Joel Neto, escritor e cronista da "Notícias Magazine"

Rubrica "Pai aos 50", de Joel Neto.

Ainda hoje morro a rir ao imaginar o Ismael de volta da estante, os livros e os enfeites a cair – e ele com as suas morcelas, à procura do gravador, da cassete, da fita-cola, do papel.

E agora, como usar o passado para ajudar o Artur a decifrar o Mundo? Penso nisso e só me ocorre contar-lhe de como o Ismael quase gravou o Kokomo, dos Beach Boys.

No nosso tempo, não havia Spotify, MP3 ou sequer CD: uma canção fazia-se ouvir algures, por milagre, ou então era preciso comprar o disco. Mas nós adorávamos o filme “Cocktail”. E o Ismael tinha um gravador portátil, daqueles horizontais, que então nos pareciam o limite da inventiva.

Não tinha só o gravador. Também tinha uma persistência peculiar, uma motricidade fina calamitosa e, claro, um desejo ardente de gravar o Kokomo – num dia em que o Kokomo passasse na rádio, ele chegasse a tempo e o locutor não se pusesse a falar por cima.

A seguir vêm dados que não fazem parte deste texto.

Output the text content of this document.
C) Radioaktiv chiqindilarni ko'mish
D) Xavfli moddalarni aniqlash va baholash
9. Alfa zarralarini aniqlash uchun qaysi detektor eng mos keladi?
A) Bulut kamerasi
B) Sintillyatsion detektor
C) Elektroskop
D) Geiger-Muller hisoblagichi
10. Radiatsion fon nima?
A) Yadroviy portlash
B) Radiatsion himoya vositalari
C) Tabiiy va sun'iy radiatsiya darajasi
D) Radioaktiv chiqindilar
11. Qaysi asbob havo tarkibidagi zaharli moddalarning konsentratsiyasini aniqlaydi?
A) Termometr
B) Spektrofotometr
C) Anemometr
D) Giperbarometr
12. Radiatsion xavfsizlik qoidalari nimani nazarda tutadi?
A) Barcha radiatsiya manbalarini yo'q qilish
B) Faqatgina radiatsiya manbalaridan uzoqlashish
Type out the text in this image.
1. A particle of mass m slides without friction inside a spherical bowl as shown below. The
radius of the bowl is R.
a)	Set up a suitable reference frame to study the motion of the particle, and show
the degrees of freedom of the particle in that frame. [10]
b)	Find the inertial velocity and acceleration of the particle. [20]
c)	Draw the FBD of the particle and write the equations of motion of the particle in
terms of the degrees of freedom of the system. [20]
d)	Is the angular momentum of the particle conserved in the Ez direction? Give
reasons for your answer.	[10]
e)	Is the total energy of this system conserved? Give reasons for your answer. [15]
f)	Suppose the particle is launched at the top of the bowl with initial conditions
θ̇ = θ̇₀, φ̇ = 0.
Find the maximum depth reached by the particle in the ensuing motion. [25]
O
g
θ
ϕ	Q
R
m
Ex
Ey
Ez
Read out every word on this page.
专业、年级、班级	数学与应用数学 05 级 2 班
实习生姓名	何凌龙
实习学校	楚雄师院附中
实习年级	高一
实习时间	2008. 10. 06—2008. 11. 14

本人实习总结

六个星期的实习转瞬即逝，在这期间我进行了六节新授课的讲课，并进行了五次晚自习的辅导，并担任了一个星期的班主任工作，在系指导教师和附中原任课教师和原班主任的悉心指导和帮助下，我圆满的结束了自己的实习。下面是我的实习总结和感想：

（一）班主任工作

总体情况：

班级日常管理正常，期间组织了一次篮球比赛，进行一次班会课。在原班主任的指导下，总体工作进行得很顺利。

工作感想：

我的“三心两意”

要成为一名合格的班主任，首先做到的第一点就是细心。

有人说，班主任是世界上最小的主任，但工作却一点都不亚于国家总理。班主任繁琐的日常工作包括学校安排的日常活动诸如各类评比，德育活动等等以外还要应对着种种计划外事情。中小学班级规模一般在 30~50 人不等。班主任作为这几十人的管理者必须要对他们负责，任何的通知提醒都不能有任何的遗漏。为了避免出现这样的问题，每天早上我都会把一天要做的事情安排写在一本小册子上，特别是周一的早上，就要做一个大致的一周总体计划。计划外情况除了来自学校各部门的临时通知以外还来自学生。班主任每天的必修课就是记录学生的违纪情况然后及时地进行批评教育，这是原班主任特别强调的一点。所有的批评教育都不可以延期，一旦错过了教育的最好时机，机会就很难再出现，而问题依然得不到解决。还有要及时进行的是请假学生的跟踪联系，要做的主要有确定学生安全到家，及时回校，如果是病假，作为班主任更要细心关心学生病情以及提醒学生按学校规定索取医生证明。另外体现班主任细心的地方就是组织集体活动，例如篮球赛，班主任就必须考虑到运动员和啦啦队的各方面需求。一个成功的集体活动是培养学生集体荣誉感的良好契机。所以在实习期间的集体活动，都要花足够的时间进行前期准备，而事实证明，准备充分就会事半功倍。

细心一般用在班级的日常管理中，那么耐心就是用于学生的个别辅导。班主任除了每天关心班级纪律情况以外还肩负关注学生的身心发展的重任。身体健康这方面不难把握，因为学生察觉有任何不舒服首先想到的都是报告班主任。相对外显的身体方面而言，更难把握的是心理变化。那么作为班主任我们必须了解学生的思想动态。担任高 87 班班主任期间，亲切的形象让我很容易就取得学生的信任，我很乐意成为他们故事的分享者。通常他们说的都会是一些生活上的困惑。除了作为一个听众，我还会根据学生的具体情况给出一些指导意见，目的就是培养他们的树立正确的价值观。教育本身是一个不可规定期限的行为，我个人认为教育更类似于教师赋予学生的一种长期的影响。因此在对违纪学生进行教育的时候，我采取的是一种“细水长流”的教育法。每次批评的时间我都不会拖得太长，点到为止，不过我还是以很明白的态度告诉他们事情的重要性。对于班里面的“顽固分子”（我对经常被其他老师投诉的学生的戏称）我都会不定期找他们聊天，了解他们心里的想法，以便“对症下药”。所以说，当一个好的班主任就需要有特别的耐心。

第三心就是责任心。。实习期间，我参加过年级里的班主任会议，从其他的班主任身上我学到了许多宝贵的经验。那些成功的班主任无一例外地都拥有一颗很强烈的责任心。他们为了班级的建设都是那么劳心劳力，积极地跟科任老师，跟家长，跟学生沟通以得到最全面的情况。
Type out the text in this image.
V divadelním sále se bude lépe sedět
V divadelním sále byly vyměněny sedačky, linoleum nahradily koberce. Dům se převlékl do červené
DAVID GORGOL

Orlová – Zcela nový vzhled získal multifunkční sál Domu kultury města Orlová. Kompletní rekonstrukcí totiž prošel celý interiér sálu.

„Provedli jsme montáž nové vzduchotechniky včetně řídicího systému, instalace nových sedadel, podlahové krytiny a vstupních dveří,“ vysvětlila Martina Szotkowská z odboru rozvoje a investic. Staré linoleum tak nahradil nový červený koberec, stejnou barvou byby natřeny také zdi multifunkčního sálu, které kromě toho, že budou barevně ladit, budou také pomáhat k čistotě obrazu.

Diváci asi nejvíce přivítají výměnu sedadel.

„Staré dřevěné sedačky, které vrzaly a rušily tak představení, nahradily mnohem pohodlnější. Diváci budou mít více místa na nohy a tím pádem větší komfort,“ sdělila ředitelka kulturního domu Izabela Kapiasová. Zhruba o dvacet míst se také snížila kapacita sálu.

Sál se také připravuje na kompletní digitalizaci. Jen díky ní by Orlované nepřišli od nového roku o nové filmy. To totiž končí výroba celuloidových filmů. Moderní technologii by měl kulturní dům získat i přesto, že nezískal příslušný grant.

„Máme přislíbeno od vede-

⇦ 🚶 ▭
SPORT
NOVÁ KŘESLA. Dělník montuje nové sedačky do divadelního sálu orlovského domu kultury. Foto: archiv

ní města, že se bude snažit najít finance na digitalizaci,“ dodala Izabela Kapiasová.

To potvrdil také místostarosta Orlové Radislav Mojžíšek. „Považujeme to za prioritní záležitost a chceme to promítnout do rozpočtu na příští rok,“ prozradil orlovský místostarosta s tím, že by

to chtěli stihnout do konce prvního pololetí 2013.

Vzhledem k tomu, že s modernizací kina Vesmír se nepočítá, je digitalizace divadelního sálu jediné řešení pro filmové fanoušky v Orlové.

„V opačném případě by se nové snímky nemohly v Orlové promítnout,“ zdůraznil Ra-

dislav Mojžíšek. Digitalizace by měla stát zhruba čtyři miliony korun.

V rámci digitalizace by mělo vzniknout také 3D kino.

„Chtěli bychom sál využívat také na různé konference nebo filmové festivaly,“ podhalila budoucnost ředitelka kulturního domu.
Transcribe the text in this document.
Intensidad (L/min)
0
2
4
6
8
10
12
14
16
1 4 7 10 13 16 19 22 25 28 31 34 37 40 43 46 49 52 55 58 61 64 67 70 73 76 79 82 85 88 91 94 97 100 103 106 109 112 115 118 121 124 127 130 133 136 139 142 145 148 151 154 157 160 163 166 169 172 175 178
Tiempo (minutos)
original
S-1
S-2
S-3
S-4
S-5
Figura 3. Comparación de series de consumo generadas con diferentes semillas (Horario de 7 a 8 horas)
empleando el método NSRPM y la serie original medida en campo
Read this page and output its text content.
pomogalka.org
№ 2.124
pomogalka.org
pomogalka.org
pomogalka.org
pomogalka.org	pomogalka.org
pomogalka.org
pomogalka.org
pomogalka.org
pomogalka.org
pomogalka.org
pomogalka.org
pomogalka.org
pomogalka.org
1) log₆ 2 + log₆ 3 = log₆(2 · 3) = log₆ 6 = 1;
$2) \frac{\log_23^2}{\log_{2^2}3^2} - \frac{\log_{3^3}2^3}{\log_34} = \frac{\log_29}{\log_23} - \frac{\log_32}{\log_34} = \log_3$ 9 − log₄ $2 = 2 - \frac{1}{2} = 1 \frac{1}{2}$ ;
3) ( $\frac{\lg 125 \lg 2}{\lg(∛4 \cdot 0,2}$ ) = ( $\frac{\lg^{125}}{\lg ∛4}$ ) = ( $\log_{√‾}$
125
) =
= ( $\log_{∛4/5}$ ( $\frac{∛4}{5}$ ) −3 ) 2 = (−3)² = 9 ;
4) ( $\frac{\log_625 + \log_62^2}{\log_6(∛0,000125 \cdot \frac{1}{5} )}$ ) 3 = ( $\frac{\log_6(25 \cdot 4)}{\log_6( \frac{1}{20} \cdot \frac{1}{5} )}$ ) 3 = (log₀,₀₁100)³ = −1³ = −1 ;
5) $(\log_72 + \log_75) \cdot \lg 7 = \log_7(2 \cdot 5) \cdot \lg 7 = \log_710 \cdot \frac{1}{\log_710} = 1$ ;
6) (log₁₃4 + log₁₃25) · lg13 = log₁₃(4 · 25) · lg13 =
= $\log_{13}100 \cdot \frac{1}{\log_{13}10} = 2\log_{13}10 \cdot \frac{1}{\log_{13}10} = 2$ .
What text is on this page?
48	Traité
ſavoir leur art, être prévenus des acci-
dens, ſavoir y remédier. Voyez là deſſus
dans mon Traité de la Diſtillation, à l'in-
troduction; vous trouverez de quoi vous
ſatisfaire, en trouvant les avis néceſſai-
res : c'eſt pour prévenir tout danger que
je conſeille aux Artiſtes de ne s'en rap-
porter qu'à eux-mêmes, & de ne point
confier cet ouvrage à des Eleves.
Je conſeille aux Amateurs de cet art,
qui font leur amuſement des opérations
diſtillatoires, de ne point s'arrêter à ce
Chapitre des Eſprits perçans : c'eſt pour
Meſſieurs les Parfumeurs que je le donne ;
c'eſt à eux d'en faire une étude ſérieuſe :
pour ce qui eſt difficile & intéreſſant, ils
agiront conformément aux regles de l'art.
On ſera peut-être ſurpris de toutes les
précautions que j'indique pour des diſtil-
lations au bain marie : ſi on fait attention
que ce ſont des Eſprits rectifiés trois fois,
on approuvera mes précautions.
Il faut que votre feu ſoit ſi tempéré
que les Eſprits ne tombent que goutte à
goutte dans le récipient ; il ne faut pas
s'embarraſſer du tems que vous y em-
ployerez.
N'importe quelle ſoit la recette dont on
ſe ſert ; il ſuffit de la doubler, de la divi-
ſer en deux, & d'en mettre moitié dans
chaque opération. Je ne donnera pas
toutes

Certa tarde, estando o Ismael sozinho em casa, soaram djembés – e logo ele se precipitou para o gravador. Digo “precipitou”, mas não foi assim, porque às vezes o gravador estava na cozinha, outras no quarto dos rapazes e outras ainda na estantezinha da sala, onde a minha tia ia arrumá-lo.

Foi aí que começou a desgraça do Ismael. Porque, quando ele encontrou o gravador, já os Beach Boys iam no primeiro refrão, para lá das Florida Keys. Pior: o gravador estava sem cassete, pelo que, quando apareceu uma cassete, já eles cantavam sobre a Martinica e Montserrat. E pior ainda: a cassete era original, sem patilhas de segurança, e o Ismael não encontrava a fita-cola.

Portanto, só lhe restava pegar em papel, dobrá-lo minúsculo e atafulhar as pequenas câmaras, para enganar o percutor. Nada disso era fácil com aquelas morcelinhas a que o Ismael tinha de chamar dedos das mãos. E, quando tudo isso se concluiu, já os Beach Boys tinham passado Port-au-Prince e iam entre a Bermuda e a Bahama, rumo à última paragem em Kokomo.

Ao todo, ficaram uns 35 segundos, os últimos 15 em fade-out. O som era mauzito: o gravador tinha as cabeças sujas e o Ismael não achou um cotonete. Mas o radialista só falou por cima no fim. E, à noite, foi com um ar de triunfo que o Ismael nos trouxe o seu troféu.

Tudo o resto o contou ele próprio, em tom épico. Ainda hoje morro a rir ao imaginar o Ismael de volta da estante, os livros e os enfeites a cair – e ele com as suas morcelas, à procura do gravador, da cassete, da fita-cola, do papel. Hoje escrevo na biblioteca: já chorei a rir, no meio destas pessoas que vêm aqui trabalhar a sério.

A verdade é que nunca percebemos o Ismael, o que só faz dele o rapaz mais incrível da minha infância. Era trapalhão, aluado, um aluno mediano, incapaz de solfejar a escala de dó. De lá para cá, fez o Conservatório e até deu concertos como contrabaixista; tornou-se sacerdote de uma igreja respeitável; tem quatro filhos com nomes esquisitos, mas não se engana neles – e é um pai exemplar.

Melhor inspiração, não imagino. E, se me ocorre a história de como quase gravou o Kokomo, empreendendo contra a inépcia e a escassez, nem é para a ensinar ao Artur. É para me lembrar a mim de que o meu filho vai precisar da adversidade para poder superá-la. Resistir a blindá-lo: eis um desafio para um homem de classe média, com quase 50 anos e uma última oportunidade nas mãos.